Supporting publications:Clinical features of patients infected with 2019 novel coronavirus in Wuhan, China
Summary: Multiplex immunoassays were used to characterize the effect of coronavirus on the production of cytokines or chemokines in the acute phase of the illness for discerning of physiological processes related to 2019-nCoV. Infected patients demonstrated increased amounts of cytokines. Furthermore, patients requiring ICU admissions had higher cytokine concentrations than those not requiring ICU admissions, suggesting that a cytokine storm is associated with disease severity.
Summary: Multiplex immunoassays were used to characterize the effect of SARS-CoV-2 on the biochemical indicators and production of cytokines in the acute phase of the illness. These results were analyzed and compared along with other disease-associated characteristics of children and adults to ascertain development of diagnosis and treatment.
Summary: A review of the current literature suggests that cytokine release syndrome (CRS) may be responsible for severe complications, including acute respiratory distress syndrome (ARDS) and death, as well as many of the milder symptoms. In two of the studies, elevated circulating inflammatory cytokines were observed in COVID-19 patients using multiplex immunoassays.
While there is increasing evidence that the adaptive immune response plays an intricate role in SARS-CoV-2 infection, how it affects clinical outcomes is not yet understood. Characterization of the cellular immune response in asymptomatic individuals compared to those with mild or severe disease is needed. Comprehensive phenotyping panels necessitate the ability to analyze many parameters on small patient samples.
With up to five lasers and 30 parameters, the ZE5 Cell Analyzer is well suited to provide the deep level of information needed to assess critical immune cell populations in patient samples.

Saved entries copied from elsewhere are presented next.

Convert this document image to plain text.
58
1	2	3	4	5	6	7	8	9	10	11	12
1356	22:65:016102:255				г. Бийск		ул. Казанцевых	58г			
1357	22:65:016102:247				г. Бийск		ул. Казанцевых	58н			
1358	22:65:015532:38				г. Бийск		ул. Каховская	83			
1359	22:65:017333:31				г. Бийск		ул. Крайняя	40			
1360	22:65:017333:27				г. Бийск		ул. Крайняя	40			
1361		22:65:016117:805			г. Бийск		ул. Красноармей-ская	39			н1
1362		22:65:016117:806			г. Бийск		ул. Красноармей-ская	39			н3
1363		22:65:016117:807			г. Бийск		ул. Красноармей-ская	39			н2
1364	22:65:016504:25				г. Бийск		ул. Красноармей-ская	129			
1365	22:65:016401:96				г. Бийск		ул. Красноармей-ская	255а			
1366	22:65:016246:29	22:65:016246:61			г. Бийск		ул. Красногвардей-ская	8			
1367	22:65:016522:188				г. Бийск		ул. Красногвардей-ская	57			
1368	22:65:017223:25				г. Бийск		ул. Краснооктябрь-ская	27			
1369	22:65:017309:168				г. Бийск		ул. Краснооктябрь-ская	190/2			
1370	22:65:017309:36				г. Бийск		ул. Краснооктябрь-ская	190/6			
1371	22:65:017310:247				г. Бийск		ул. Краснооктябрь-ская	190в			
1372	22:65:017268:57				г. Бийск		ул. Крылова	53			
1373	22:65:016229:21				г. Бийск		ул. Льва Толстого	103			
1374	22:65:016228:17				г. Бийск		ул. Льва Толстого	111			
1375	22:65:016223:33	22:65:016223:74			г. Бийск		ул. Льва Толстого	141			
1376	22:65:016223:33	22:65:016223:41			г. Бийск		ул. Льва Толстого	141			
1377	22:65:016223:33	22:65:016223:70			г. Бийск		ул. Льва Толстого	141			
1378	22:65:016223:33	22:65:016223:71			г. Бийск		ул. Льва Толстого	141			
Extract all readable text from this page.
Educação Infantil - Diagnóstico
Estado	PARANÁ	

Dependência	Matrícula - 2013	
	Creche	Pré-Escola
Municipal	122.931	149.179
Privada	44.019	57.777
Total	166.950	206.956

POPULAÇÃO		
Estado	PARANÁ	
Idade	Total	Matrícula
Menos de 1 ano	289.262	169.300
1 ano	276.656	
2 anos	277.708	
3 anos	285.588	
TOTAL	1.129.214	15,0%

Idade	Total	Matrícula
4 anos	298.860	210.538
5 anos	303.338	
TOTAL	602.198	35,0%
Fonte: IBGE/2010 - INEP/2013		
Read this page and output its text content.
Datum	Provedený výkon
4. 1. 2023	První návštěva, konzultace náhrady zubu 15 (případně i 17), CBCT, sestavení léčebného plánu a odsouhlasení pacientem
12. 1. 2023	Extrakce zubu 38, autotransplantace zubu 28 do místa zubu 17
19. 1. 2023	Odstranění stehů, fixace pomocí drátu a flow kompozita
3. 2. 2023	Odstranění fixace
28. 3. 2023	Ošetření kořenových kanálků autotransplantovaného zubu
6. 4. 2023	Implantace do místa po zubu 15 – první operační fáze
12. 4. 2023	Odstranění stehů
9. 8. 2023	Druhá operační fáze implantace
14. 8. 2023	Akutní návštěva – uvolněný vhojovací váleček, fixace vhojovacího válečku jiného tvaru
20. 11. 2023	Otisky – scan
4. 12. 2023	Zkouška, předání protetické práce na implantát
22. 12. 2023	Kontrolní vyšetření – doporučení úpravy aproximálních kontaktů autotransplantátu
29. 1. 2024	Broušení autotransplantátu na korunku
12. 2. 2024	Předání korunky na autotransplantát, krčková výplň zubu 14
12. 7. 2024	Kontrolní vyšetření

Supporting publications:Characteristics of peripheral lymphocyte subset alteration in COVID-19 pneumonia
Summary: Flow cytometry analyzed peripheral lymphocyte subsets in 60 COVID-19 infected patients before and after therapy with oxygen inhalation, corticosteroid, antiviral treatment, or immune enhancer. Peripheral lymphocyte alteration showed a clear association with clinical characteristics of COVID-19. CD8+ T cells tended to be an independent predictor for COVID-19 severity and therapeutic efficacy.
Summary: Flow cytometry can enable the study of the innate and adaptive immune response. PBMC of severely infected COVID-19 patients were analyzed using flow cytometry to examine the differentiation, activation, and exhaustion of CD4+ and CD8+ T cell subsets.
Summary: Targets of T cell responses to SARS-CoV-2 were examined in recovered COVID-19 patients compared to unexposed individuals. Using T cell receptor dependent activation induced marker assays, the ZE5 identified and quantitated SARS-CoV-2 specific CD8+ and CD4+ T cells.